Recap: Chunky Memory
For high-performance code, we've always had to be aware of paging and caching effects. Now, hardware concurrency adds a whole new layer to consider.
When you ask for a byte of memory, the system never retrieves just one byte. We probably all know that nearly all computer systems keep tracknot of bytes, but of chunks of memory. There are two major levels at which chunking occurs: the operating system chunks virtual memory into pages, each of which is managed as a unit, and the cache hardware further chunks memory into cache lines, which again are each handled as a unit. Figure 1 shows a simplified view. (In a previous article, we considered some issues that arise from nonshared caches, where only subsets of processors share caches in common [2].)
First, consider memory pages: How big is a page? That's up to the OS and varies by platform, but on mainstream systems the page size is typically 4K or more (see Figure 2). So when you ask for just one byte on a page that's not currently in memory, you incur two main costs:
- Speed: A page fault where the OS has to load the entire page from disk.

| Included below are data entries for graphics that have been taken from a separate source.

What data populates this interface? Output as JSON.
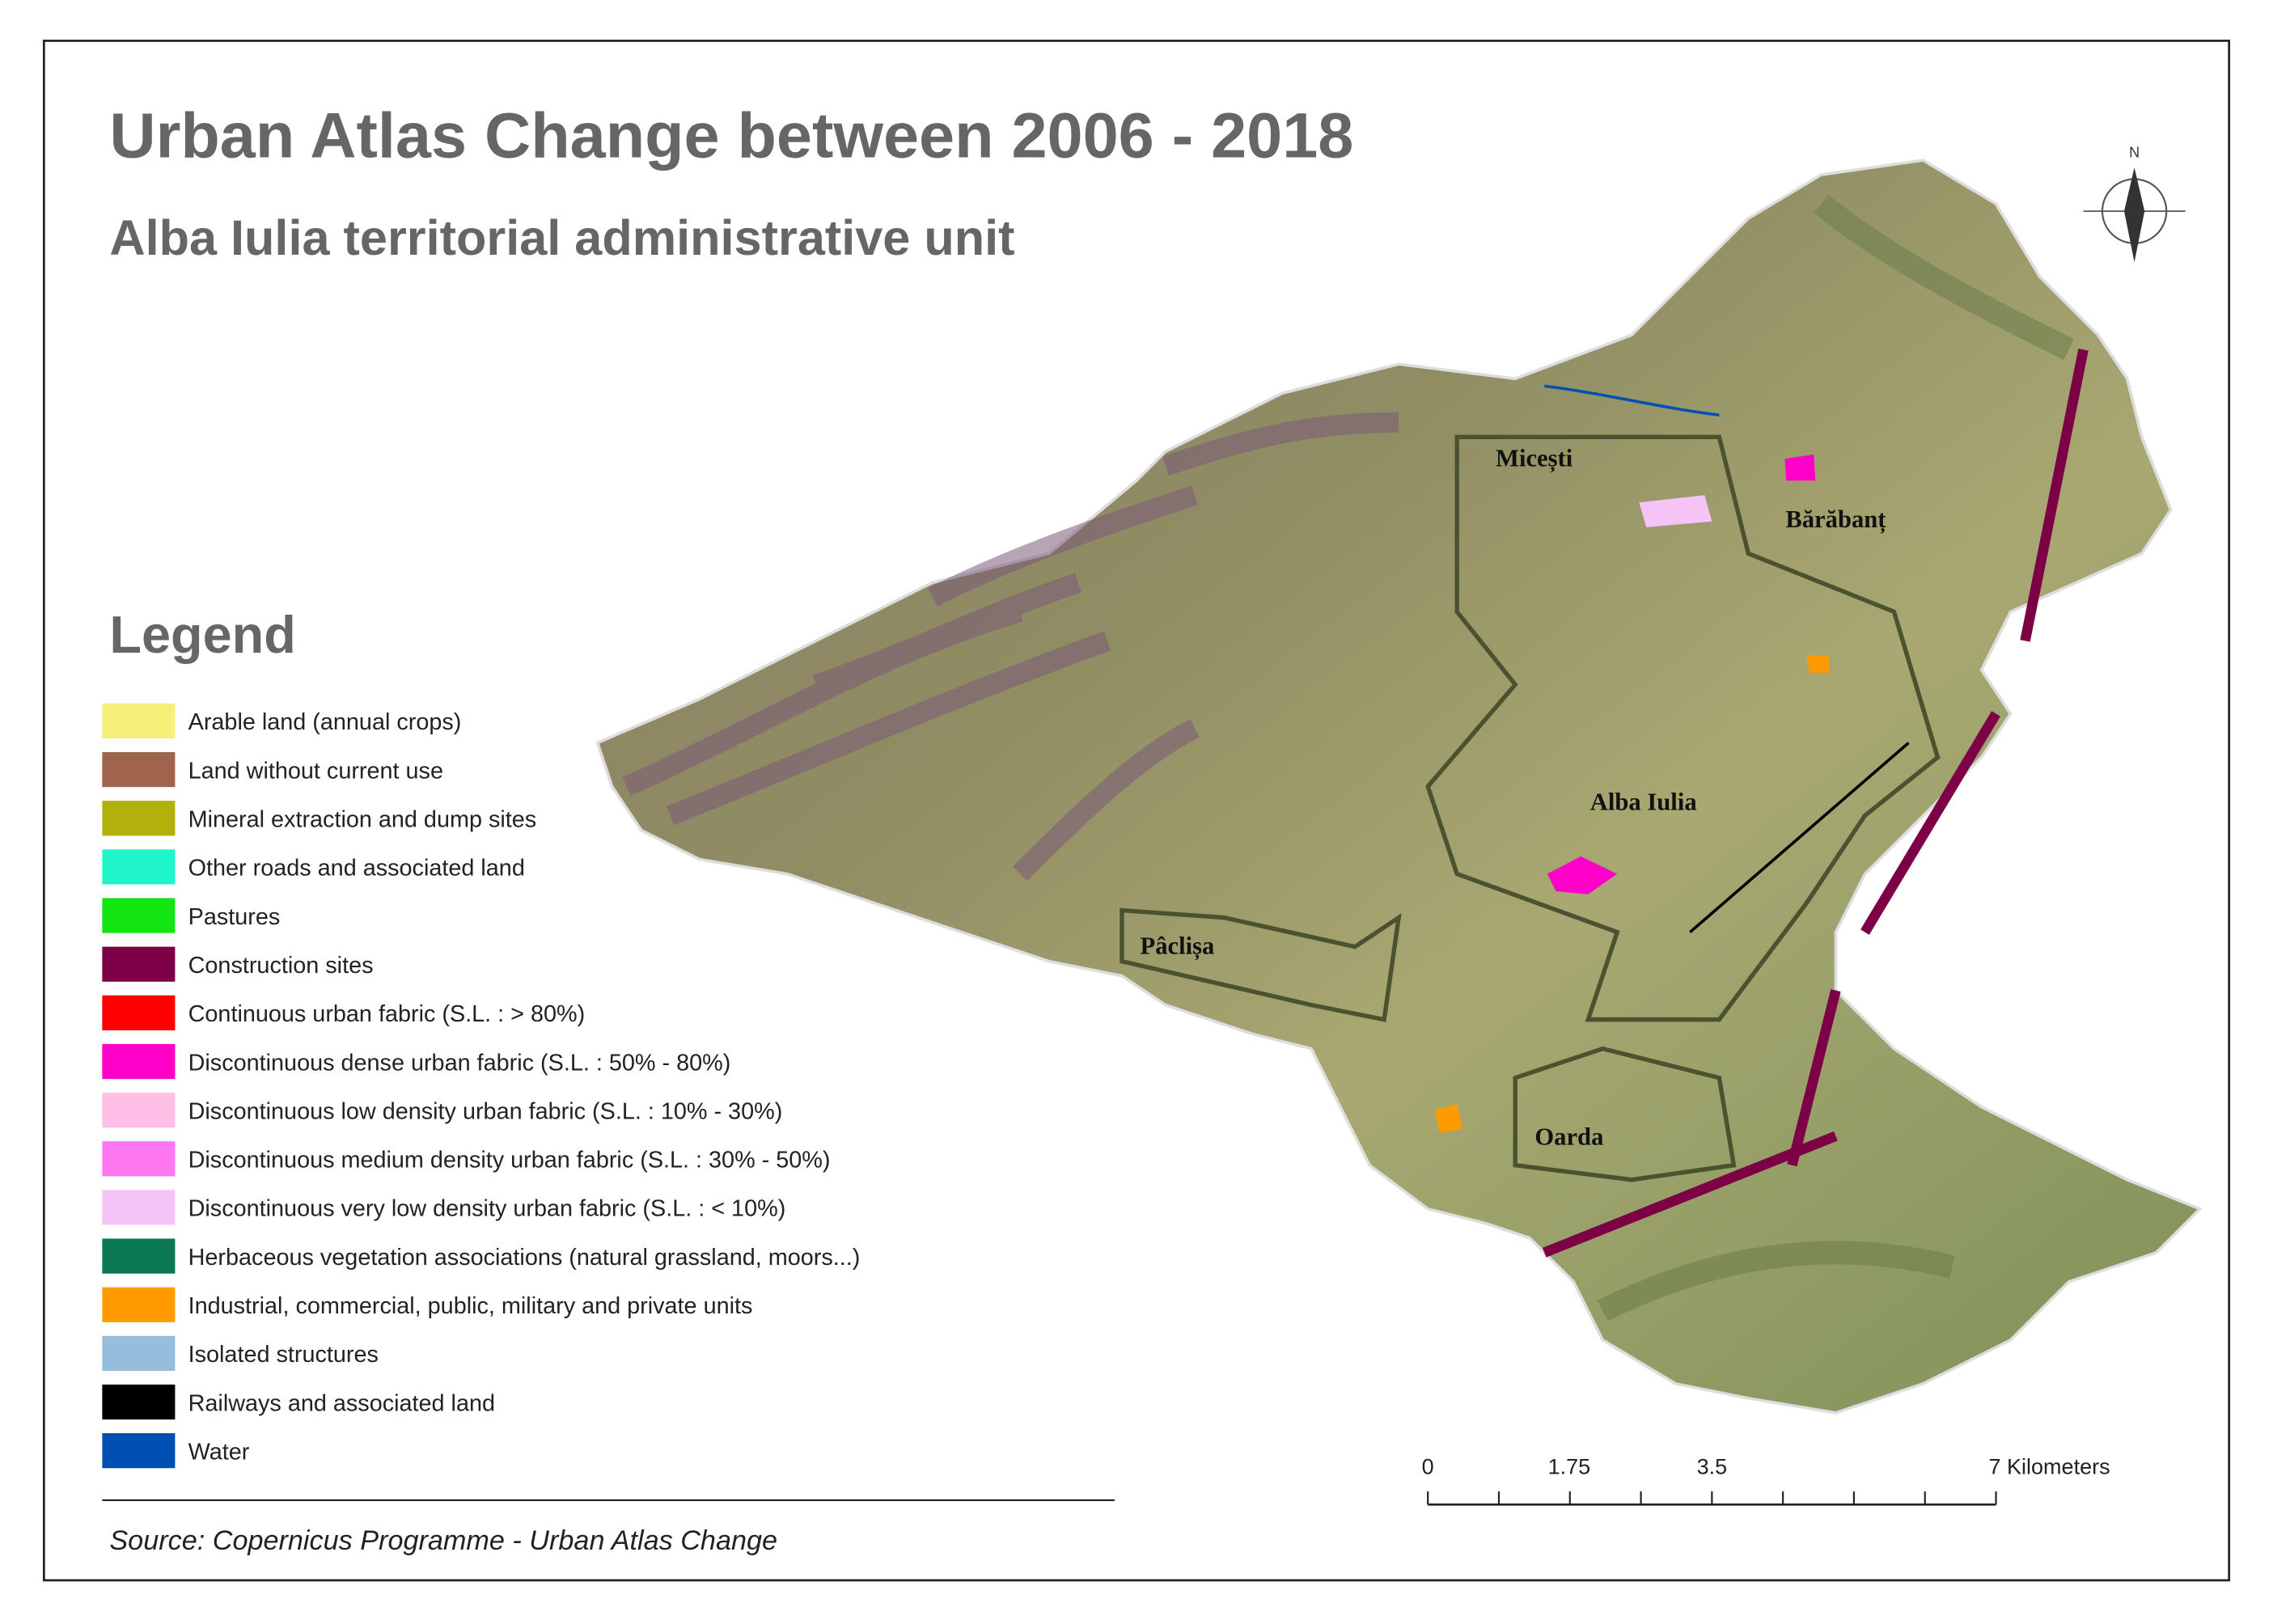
{
  "title": "Urban Atlas Change between 2006 - 2018",
  "subtitle": "Alba Iulia territorial administrative unit",
  "legend": {
    "title": "Legend",
    "items": [
      {
        "label": "Arable land (annual crops)",
        "color": "#f5f07a"
      },
      {
        "label": "Land without current use",
        "color": "#a0644a"
      },
      {
        "label": "Mineral extraction and dump sites",
        "color": "#b2b00a"
      },
      {
        "label": "Other roads and associated land",
        "color": "#1ef5c8"
      },
      {
        "label": "Pastures",
        "color": "#14e614"
      },
      {
        "label": "Construction sites",
        "color": "#7d0046"
      },
      {
        "label": "Continuous urban fabric (S.L. : > 80%)",
        "color": "#ff0000"
      },
      {
        "label": "Discontinuous dense urban fabric (S.L. : 50% -  80%)",
        "color": "#ff00c8"
      },
      {
        "label": "Discontinuous low density urban fabric (S.L. : 10% - 30%)",
        "color": "#ffbee6"
      },
      {
        "label": "Discontinuous medium density urban fabric (S.L. : 30% - 50%)",
        "color": "#ff78f0"
      },
      {
        "label": "Discontinuous very low density urban fabric (S.L. : < 10%)",
        "color": "#f5c3f5"
      },
      {
        "label": "Herbaceous vegetation associations (natural grassland, moors...)",
        "color": "#0a7850"
      },
      {
        "label": "Industrial, commercial, public, military and private units",
        "color": "#ff9b00"
      },
      {
        "label": "Isolated structures",
        "color": "#96bedc"
      },
      {
        "label": "Railways and associated land",
        "color": "#000000"
      },
      {
        "label": "Water",
        "color": "#0050b4"
      }
    ]
  },
  "places": [
    "Micești",
    "Bărăbanț",
    "Alba Iulia",
    "Pâclișa",
    "Oarda"
  ],
  "north_label": "N",
  "scale_bar": [
    "0",
    "1.75",
    "3.5",
    "7 Kilometers"
  ],
  "source": "Source: Copernicus Programme - Urban Atlas Change"
}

- Space: Memory overhead for storing the entire page in memory, even if you only ever touch one byte from the page.
Second, consider cache lines: How big is a line? That's up to the cache hardware and again varies, but on mainstream systems the line size is typically 64 bytes (see Figure 2). So when you ask for just one byte on a line that's not currently in cache, you incur two main costs:
- Speed: A cache miss where the cache hardware has to load the entire line from memory.
- Space: Cache overhead for storing the entire line in cache, even if you only ever touch one byte from the line.
And now comes the fun part. On multicore hardware, if one core writes to a byte of memory, then typically, as part of the hardware's cache coherency protocol, that core will automatically (read: invisibly) take an exclusive write lock on that cache line. The good news is that this prevents other cores from causing trouble by trying to perform conflicting writes. The sad news is that it also means, well, taking a lock.